Brasília – Para os advogados dos envolvidos na denúncia do mensalão do DEM, a demora no oferecimento da denúncia por parte do Ministério Público Federal (MPF) serve para mostrar a falta de provas contra seus clientes. Eles temem que o MPF assuma uma postura "denuncista", apenas para respaldar as acusações que surgiram no início do inquérito, que completou dois anos de tramitação no Superior Tribunal de Justiça (STJ), no sábado (24).

Para Nélio Machado, advogado do ex-governador José Roberto Arruda, o caso é inconsistente e não há provas contra seu cliente. "Quem sabe não foi por isso que até hoje não teve denúncia? Houve uma prisão desnecessária, abusiva e ilegal e tinha que ter prova. Se vier agora, está atrasada um ano e oito meses", afirma o advogado. Arruda foi preso em 2010, sob acusações de tentativa de suborno de testemunhas.

O trabalho do MPF também é visto com desconfiança pelo advogado do ex-governador Paulo Octávio, Antônio Carlos de Almeida Castro. Ele afirma que a Polícia Federal não encontrou qualquer indício contra seu cliente e que não há por que o Ministério Público acusá-lo na denúncia que chegará ao STJ.

"Acho que o Ministério Público agiu de forma tão leviana e irresponsável durante dois anos, em que não concluiu nada, que não terá dignidade de pedir a absolvição. Pode ser que denuncie só para justificar o gravame que ele já fez em relação a algumas pessoas, inclusive ao Paulo Octávio".

A advogada do ex-secretário de Relações Institucionais do DF, Durval Barbosa, Margareth Almeida, afirma que seu cliente, delator do esquema, não está frustrado com a demora no encaminhamento da denúncia. "A gente sabe que devido às condições das pessoas envolvidas, o Estado dificilmente conseguiria alcançar todos os fatos que ele relatou sem a delação, e sempre com provas. É natural que, após esse momento, haja investigação para se buscar mais, para o Estado estar mais seguro."

Apesar de os termos do acordo de delação serem sigilosos, a advogada afirma que seu cliente está confiante na absolvição. "Não existe outra alternativa, senão o perdão judicial", prevê.

Procuradoria

A procuradora responsável por acusar os envolvidos no esquema de corrupção no governo do Distrito Federal (DF), Raquel Dodge, garante que os dois anos de investigação, liderados pelo Ministério Público, não correram em vão. De acordo com Raquel, eles serviram para firmar a convicção que, de fato, havia um esquema de pagamento de propina instalado no DF, conhecido como mensalão do DEM e revelado pela Operação Caixa de Pandora, da Polícia Federal.

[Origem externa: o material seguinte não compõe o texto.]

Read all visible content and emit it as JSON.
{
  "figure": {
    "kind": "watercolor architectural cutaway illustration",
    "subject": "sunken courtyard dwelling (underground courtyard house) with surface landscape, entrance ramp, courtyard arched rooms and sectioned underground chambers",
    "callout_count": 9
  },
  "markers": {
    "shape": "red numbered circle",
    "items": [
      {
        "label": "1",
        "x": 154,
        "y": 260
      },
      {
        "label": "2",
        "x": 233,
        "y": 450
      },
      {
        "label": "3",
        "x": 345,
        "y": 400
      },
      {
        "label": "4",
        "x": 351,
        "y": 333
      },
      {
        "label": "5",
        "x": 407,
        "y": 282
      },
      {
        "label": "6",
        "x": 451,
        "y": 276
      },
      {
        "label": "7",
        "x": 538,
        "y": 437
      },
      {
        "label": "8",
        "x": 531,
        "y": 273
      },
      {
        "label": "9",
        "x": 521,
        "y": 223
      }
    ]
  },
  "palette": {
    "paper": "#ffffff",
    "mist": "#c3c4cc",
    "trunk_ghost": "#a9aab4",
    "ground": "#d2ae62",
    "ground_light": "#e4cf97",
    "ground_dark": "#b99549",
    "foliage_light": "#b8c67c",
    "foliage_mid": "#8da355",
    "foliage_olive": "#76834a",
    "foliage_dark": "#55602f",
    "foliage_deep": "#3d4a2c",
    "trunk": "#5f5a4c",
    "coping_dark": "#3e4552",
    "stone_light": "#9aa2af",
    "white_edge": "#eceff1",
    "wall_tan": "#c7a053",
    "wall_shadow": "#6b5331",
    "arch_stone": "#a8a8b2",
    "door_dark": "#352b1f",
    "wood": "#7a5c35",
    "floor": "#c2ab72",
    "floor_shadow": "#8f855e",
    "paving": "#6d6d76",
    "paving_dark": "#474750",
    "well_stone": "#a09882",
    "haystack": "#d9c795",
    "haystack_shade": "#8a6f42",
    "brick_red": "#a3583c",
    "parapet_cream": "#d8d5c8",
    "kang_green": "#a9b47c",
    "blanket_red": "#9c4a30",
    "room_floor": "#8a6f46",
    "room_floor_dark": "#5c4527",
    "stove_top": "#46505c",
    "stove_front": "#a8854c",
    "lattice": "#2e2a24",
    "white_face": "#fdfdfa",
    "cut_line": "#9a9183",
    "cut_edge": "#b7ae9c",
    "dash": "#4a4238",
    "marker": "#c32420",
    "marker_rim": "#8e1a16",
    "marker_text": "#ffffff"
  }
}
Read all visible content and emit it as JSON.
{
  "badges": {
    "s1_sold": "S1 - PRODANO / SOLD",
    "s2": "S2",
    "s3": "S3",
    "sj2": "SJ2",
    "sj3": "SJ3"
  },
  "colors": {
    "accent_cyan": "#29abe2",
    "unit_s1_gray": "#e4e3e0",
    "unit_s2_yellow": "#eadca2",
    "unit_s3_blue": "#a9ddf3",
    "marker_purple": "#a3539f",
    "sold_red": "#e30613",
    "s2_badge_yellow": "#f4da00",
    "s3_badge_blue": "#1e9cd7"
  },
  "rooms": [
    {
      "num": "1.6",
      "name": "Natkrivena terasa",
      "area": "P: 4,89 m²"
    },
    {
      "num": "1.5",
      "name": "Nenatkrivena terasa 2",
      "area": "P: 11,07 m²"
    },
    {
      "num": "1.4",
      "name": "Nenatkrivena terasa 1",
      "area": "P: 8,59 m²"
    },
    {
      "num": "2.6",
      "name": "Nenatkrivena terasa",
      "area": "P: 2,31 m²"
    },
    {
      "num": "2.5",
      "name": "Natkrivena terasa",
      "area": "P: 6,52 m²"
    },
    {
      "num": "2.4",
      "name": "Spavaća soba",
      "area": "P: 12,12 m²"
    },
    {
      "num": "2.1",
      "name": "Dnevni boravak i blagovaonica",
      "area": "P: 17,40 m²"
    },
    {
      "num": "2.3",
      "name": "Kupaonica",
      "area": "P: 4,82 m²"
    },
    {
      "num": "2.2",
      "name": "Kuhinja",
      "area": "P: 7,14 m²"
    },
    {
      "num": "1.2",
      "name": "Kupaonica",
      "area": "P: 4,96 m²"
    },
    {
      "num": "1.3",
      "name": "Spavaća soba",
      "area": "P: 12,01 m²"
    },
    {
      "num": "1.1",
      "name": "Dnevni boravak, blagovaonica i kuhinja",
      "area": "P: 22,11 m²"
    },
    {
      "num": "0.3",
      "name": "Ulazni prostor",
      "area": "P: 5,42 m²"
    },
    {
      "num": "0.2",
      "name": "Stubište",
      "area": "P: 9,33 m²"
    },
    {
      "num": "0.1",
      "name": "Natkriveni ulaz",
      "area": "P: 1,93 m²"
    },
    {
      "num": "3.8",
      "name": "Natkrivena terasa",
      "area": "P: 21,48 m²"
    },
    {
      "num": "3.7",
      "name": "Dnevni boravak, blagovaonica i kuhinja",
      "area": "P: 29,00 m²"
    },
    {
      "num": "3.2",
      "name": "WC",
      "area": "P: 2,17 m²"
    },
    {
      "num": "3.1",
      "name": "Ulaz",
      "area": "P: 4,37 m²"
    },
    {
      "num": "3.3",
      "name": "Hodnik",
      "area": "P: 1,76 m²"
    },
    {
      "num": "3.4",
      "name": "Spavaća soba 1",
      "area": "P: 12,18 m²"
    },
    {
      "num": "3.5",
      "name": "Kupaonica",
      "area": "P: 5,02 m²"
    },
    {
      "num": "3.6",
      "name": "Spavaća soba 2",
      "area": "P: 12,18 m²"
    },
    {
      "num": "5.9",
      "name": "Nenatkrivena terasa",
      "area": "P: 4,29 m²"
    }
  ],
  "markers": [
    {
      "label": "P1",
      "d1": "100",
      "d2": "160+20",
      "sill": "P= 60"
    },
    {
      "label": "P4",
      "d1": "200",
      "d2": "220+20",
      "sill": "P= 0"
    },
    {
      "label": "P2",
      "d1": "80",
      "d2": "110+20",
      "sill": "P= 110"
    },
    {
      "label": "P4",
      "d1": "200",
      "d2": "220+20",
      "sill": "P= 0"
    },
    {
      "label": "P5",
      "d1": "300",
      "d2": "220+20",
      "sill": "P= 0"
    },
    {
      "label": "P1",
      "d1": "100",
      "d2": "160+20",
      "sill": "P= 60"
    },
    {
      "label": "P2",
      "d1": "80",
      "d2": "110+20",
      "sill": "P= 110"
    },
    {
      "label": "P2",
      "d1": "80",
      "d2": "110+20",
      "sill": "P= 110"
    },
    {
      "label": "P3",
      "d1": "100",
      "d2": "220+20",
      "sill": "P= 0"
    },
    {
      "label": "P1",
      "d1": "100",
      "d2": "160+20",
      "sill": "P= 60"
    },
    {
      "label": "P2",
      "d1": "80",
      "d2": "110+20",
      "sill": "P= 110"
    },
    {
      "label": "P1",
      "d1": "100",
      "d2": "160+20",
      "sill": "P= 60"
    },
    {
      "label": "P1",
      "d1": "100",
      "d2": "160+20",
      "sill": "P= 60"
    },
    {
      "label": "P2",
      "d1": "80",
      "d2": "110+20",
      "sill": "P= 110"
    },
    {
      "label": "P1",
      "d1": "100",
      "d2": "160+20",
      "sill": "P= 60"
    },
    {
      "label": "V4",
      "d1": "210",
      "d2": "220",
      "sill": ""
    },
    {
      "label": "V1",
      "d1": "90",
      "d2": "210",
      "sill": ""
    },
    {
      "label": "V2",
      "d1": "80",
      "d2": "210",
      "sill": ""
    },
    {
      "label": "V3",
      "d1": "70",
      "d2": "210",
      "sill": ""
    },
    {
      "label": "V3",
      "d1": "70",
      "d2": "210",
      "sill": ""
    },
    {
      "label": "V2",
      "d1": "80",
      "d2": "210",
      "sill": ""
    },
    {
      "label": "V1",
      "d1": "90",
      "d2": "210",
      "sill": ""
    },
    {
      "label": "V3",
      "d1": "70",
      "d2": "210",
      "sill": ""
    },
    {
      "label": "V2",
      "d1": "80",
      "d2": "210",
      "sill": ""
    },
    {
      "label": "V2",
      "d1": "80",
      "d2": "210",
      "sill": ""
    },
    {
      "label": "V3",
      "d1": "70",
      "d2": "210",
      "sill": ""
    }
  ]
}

Em entrevista exclusiva à Agência Brasil, Raquel Dodge diz que espera oferecer a denúncia ao Superior Tribunal de Justiça (STJ) até o final do ano e afirma que não há risco de as provas serem anuladas, como vem ocorrendo em diversas operações da Polícia Federal, analisadas pela corte. De acordo com a procuradora, o rigor para garantir a legalidade das provas, foi, inclusive, um dos motivos da demora nas investigações.